A Python package for extracting data from invoices.

Project description

Invoice Extractor

The Invoice Extractor is a small utility that helps you extract data from invoices in PDF format. So you don't have to open pdf files one by one copy them etc..

It will output an xlsx file or csv file with sender (creditor), receipent (debtor), invoice date, total amount, tax, amount with tax etc.
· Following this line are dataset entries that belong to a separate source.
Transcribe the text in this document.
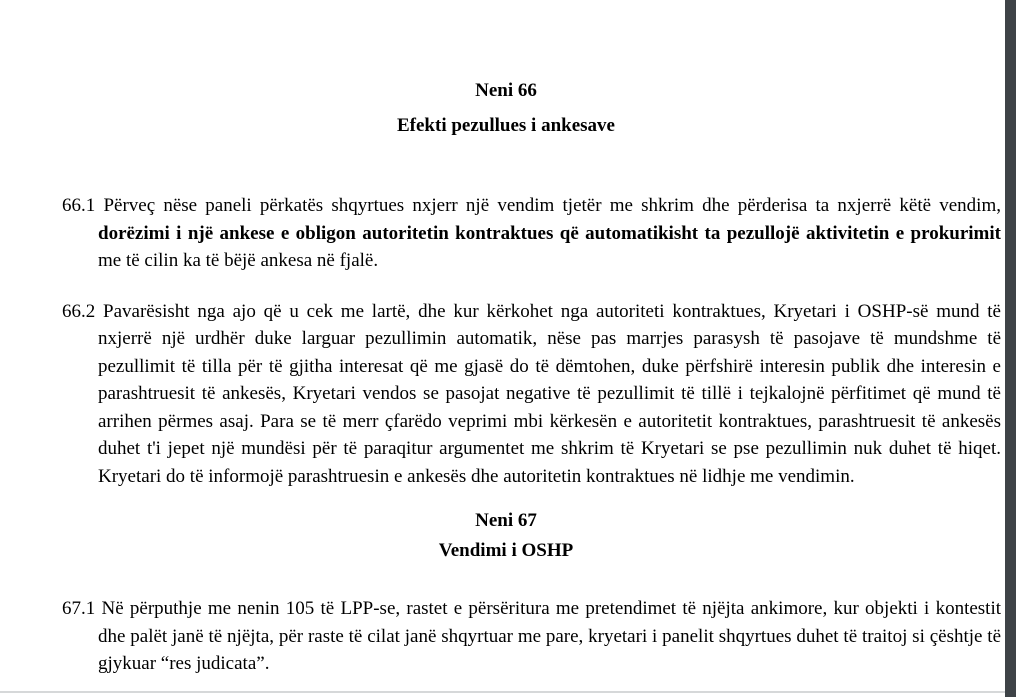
Neni 66
Efekti pezullues i ankesave
66.1 Përveç nëse paneli përkatës shqyrtues nxjerr një vendim tjetër me shkrim dhe përderisa ta nxjerrë këtë vendim, dorëzimi i një ankese e obligon autoritetin kontraktues që automatikisht ta pezullojë aktivitetin e prokurimit me të cilin ka të bëjë ankesa në fjalë.
66.2 Pavarësisht nga ajo që u cek me lartë, dhe kur kërkohet nga autoriteti kontraktues, Kryetari i OSHP-së mund të nxjerrë një urdhër duke larguar pezullimin automatik, nëse pas marrjes parasysh të pasojave të mundshme të pezullimit të tilla për të gjitha interesat që me gjasë do të dëmtohen, duke përfshirë interesin publik dhe interesin e parashtruesit të ankesës, Kryetari vendos se pasojat negative të pezullimit të tillë i tejkalojnë përfitimet që mund të arrihen përmes asaj. Para se të merr çfarëdo veprimi mbi kërkesën e autoritetit kontraktues, parashtruesit të ankesës duhet t'i jepet një mundësi për të paraqitur argumentet me shkrim të Kryetari se pse pezullimin nuk duhet të hiqet. Kryetari do të informojë parashtruesin e ankesës dhe autoritetin kontraktues në lidhje me vendimin.
Neni 67
Vendimi i OSHP
67.1 Në përputhje me nenin 105 të LPP-se, rastet e përsëritura me pretendimet të njëjta ankimore, kur objekti i kontestit dhe palët janë të njëjta, për raste të cilat janë shqyrtuar me pare, kryetari i panelit shqyrtues duhet të traitoj si çështje të gjykuar “res judicata”.
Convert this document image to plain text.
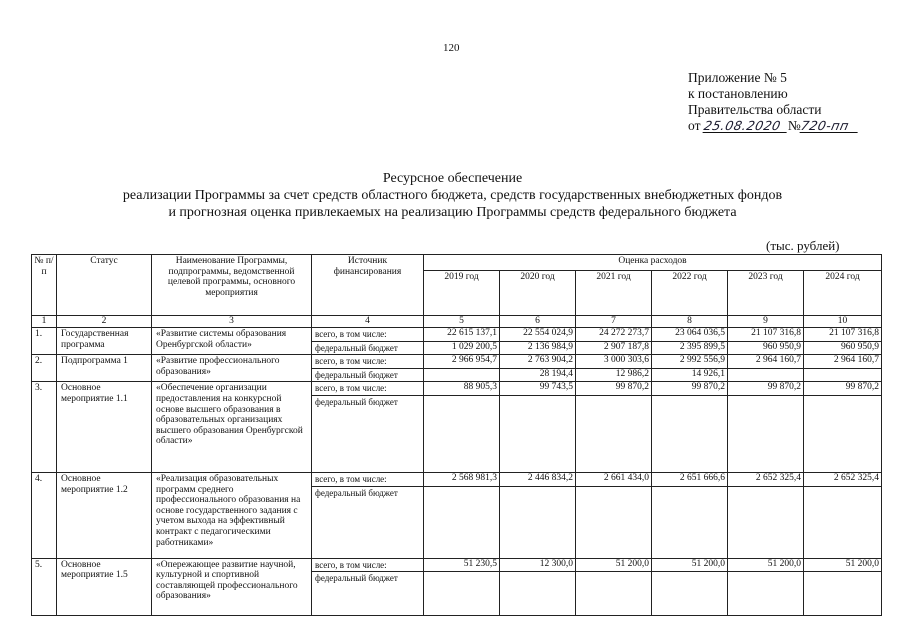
120
Приложение № 5
к постановлению
Правительства области
от 25.08.2020 №720-пп
Ресурсное обеспечение
реализации Программы за счет средств областного бюджета, средств государственных внебюджетных фондов
и прогнозная оценка привлекаемых на реализацию Программы средств федерального бюджета
(тыс. рублей)
№ п/п	Статус	Наименование Программы, подпрограммы, ведомственной целевой программы, основного мероприятия	Источник финансирования	Оценка расходов					
				2019 год	2020 год	2021 год	2022 год	2023 год	2024 год
1	2	3	4	5	6	7	8	9	10
1.	Государственная программа	«Развитие системы образования Оренбургской области»	всего, в том числе:	22 615 137,1	22 554 024,9	24 272 273,7	23 064 036,5	21 107 316,8	21 107 316,8
			федеральный бюджет	1 029 200,5	2 136 984,9	2 907 187,8	2 395 899,5	960 950,9	960 950,9
2.	Подпрограмма 1	«Развитие профессионального образования»	всего, в том числе:	2 966 954,7	2 763 904,2	3 000 303,6	2 992 556,9	2 964 160,7	2 964 160,7
			федеральный бюджет		28 194,4	12 986,2	14 926,1		
3.	Основное мероприятие 1.1	«Обеспечение организации предоставления на конкурсной основе высшего образования в образовательных организациях высшего образования Оренбургской области»	всего, в том числе:	88 905,3	99 743,5	99 870,2	99 870,2	99 870,2	99 870,2
			федеральный бюджет						
4.	Основное мероприятие 1.2	«Реализация образовательных программ среднего профессионального образования на основе государственного задания с учетом выхода на эффективный контракт с педагогическими работниками»	всего, в том числе:	2 568 981,3	2 446 834,2	2 661 434,0	2 651 666,6	2 652 325,4	2 652 325,4
			федеральный бюджет						
5.	Основное мероприятие 1.5	«Опережающее развитие научной, культурной и спортивной составляющей профессионального образования»	всего, в том числе:	51 230,5	12 300,0	51 200,0	51 200,0	51 200,0	51 200,0
			федеральный бюджет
Alt Text

So you can dump invoices in a folder and then run this when you need to send your taxes.

If you run it multiple times it will skip parsing existing files. It will parse and append new files only.

So you can add invoices in a folder and you can run this time to time.

It can also output a csv file.

How it works

We read the pdf, extract the data and then send to OpenAI ChatGPT.

Disclaimers:

  • If you have any privacy concerns regarding ChatGPT you might want to fork this repo and connect it to your own local llm.
  • This works for me, I've tried it with multiple different invoices - I keep listing my expenses like this. But statistically I have a very limited dataset. This means you can have issues, wrong data extracted etc. So might be better to double check things, especially for new invoice types.
  • This software is provided "as is" without warranty of any kind. The information and functionality provided by Invoice Extractor are for general informational purposes only and should not be considered as financial, legal, or professional advice. Use the software at your own risk. The project contributors and maintainers are not responsible for any loss, damage, or harm caused by the use of this software. Always consult with a qualified professional for any financial or legal matters.

Installation

  1. Make sure you have an OpenAI account and have an API key. If not visit https://openai.com/gpt-4.
  2. Export the api key
export OPENAI_API_KEY="sk-nct...."
  1. Make sure you have Python installed (Python 3.10 or later).
  2. Install the package using pip:
pip install InvoiceExtractor

Usage

The package provides a command-line interface (CLI) to extract data from PDF files. Here are the available commands:

process-dir

Process all PDF files in a directory. This will output an xlsx file by default with

invoice-extractor process-dir <directory_path>

The extracted data will be saved to a summary Excel file named summary.xls in the current directory.

Example

# Process all PDF files in a directory
invoice-extractor process-dir invoices_folder

extract-pdf

Extract data from a single PDF file.

# Extract data from a single PDF file
invoice-extractor extract-pdf --pdf-file <path_to_pdf_file>
# example
invoice-extractor extract-pdf --pdf-file invoice.pdf

Questions

Q: Does it work with only invoices in English

  • No, I use it with invoices in Dutch too, language doesn't matter

Q: Do I have to name files properly ?

  • No, we don't care about file names at all. Just if you change file name, it will think it's a new invoice

Q: I took a photo of an invoice...

  • Currently it doesn't work with images. I probably will integrate some ocr in future.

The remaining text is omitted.